Die meisten Eltern sind begeistert. Können nachvollziehen, warum ihre Kinder oft so gebannt vor dem Monitor sitzen. In Runde zwei geht es brutaler zu. Der Ahrensburger Jan Hitzeroth sitzt angespannt vor dem Computer. Versucht, in einem dunklen Lagerraum einen Gegner mit Schüssen aus einem Maschinengewehr zu treffen. Hitzeroth sieht nur das Gewehr in seiner Hand, blickt in den Raum. Mit der Computermaus steuert er die Blickrichtung. Der Gegner hat sich hinter einer Holzkiste verschanzt, feuert zurück. Es knallt. Das Bild wackelt. Hitzeroth wird getroffen. Auf dem Monitor erscheint der Satz: "Du wurdest eliminiert." Den Bauchschuss spürt Jan Hitzeroth tatsächlich - durch ein Vibrieren am Bauch, das eine Spezialweste überträgt. Hitzeroth: "Total realistisch. Ich spüre den Bauchschuss. Jetzt strenge ich mich mehr an." Am Computer neben ihm schlägt gerade die Spielfigur von Angela Tsagkalidis und Susanne Stricker brutal mit einem Baseballschläger auf eine Person ein, die ihr auf der Straße entgegenkam. "Hey, der hat dir doch gar nichts getan", sagt die eine Mutter - irgendwie muss sie über die brutale, aber auch alberne Szene lachen. Susanne Stricker ist nicht begeistert: "Das ist nichts für mich."

Einige Eltern erzählen später, sie seien aggressiv geworden, ihre Hemmschwelle sei während des Spiels gesunken. Medienpädagoge Fietze berichtet, dass es seit Jahren einen Wissenschaftsstreit über den Zusammenhang von aggressiven Jugendlichen und solchen Ballerspielen gibt. Dass die Spiele sogar Auslöser für Amokläufe sein könnten, sei aber nicht bewiesen. Jedenfalls nicht bei solchen Jugendlichen, die eine ausreichende Bindung zu ihren Eltern haben.

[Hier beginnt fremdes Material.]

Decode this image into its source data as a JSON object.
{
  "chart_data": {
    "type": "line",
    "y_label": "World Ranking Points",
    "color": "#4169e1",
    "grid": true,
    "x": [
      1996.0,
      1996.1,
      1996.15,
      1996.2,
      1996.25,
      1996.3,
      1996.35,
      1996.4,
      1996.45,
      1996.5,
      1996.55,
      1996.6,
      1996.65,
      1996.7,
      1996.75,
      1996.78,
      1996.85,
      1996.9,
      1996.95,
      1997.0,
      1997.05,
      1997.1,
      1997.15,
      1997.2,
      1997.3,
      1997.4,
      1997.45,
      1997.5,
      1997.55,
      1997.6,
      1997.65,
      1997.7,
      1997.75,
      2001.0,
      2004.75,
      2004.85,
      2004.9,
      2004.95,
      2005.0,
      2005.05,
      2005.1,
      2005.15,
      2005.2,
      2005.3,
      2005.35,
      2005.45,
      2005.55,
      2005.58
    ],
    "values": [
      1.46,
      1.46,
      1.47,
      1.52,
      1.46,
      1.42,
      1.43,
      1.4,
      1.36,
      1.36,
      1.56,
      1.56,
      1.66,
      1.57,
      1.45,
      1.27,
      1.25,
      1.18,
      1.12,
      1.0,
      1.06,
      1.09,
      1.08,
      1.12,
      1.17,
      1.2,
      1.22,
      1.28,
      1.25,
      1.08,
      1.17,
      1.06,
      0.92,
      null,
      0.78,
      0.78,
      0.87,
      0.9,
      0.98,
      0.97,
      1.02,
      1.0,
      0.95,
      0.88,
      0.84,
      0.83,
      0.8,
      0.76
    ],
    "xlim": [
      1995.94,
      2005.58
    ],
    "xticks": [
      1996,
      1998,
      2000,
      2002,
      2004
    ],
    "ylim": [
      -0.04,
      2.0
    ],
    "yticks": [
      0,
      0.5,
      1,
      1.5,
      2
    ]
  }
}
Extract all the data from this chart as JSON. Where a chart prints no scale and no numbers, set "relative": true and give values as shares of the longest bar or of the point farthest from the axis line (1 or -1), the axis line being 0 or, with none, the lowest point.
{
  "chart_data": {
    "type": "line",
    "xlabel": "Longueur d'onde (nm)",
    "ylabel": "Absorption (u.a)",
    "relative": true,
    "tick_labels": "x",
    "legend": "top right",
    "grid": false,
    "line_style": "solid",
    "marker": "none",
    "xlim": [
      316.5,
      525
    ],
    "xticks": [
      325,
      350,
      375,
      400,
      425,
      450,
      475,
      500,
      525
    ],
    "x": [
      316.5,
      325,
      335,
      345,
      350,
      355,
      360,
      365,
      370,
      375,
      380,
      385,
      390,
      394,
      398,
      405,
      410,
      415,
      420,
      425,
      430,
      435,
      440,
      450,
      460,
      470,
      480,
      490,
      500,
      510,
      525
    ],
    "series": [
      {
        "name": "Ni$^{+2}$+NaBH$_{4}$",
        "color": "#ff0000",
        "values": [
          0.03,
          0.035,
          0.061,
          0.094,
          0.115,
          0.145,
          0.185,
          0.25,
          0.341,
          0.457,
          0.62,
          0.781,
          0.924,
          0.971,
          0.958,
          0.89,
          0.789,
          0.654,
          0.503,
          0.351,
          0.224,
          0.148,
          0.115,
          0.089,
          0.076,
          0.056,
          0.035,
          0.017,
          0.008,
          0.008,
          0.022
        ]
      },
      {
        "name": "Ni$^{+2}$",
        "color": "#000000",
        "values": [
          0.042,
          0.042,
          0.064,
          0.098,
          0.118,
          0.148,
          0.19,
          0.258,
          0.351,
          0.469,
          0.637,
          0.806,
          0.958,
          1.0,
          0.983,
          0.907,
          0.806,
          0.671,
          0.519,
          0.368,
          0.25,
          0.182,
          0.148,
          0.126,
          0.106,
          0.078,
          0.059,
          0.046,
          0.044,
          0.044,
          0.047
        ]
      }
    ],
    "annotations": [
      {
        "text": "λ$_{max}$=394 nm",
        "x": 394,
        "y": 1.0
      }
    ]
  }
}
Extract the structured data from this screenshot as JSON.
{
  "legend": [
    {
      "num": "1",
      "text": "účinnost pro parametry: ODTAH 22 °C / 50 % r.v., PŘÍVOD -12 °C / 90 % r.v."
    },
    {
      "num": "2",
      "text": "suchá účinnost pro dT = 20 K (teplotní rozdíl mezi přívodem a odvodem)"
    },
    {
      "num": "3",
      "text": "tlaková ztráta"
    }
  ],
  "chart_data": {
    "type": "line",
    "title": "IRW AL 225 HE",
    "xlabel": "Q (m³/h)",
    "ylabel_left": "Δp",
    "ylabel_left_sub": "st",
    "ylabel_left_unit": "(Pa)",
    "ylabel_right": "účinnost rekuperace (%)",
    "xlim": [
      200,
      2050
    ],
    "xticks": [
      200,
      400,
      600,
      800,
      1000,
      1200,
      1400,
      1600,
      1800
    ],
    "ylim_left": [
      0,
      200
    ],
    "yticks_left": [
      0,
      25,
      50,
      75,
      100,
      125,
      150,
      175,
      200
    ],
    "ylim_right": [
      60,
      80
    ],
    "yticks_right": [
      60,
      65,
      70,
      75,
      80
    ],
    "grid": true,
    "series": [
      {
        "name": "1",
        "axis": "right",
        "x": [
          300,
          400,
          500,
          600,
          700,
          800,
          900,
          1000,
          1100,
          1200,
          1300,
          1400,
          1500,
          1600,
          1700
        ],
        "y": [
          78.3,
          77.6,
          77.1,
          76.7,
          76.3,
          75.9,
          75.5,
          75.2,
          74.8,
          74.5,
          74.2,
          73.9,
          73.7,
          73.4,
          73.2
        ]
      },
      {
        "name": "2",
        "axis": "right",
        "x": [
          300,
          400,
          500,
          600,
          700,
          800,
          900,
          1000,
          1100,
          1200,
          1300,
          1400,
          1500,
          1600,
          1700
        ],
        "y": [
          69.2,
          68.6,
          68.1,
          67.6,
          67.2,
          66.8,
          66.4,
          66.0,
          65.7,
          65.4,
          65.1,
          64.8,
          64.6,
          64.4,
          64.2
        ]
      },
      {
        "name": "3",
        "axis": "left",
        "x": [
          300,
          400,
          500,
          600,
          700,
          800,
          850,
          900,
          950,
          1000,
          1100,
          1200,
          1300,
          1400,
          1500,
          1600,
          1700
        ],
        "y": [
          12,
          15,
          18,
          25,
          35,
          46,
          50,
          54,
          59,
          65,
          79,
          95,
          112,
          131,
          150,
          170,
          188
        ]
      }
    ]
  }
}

Das sehen auch die beiden Mütter so. Die Bindung und das Verhältnis zu den Kindern sei entscheidender als das, was da gerade über den Monitor flimmert. Die Spiele selbst finden sie gar nicht so schlimm. Die abschließende Runde "Counterstrike" macht den meisten Eltern sogar Spaß. Dass sie auf Menschen schießen, sei dabei nebensächlich. "Es hätten auch Bälle sein können." Interessant finden die meisten die Strategie, bei der sich die Spieler miteinander absprechen müssen.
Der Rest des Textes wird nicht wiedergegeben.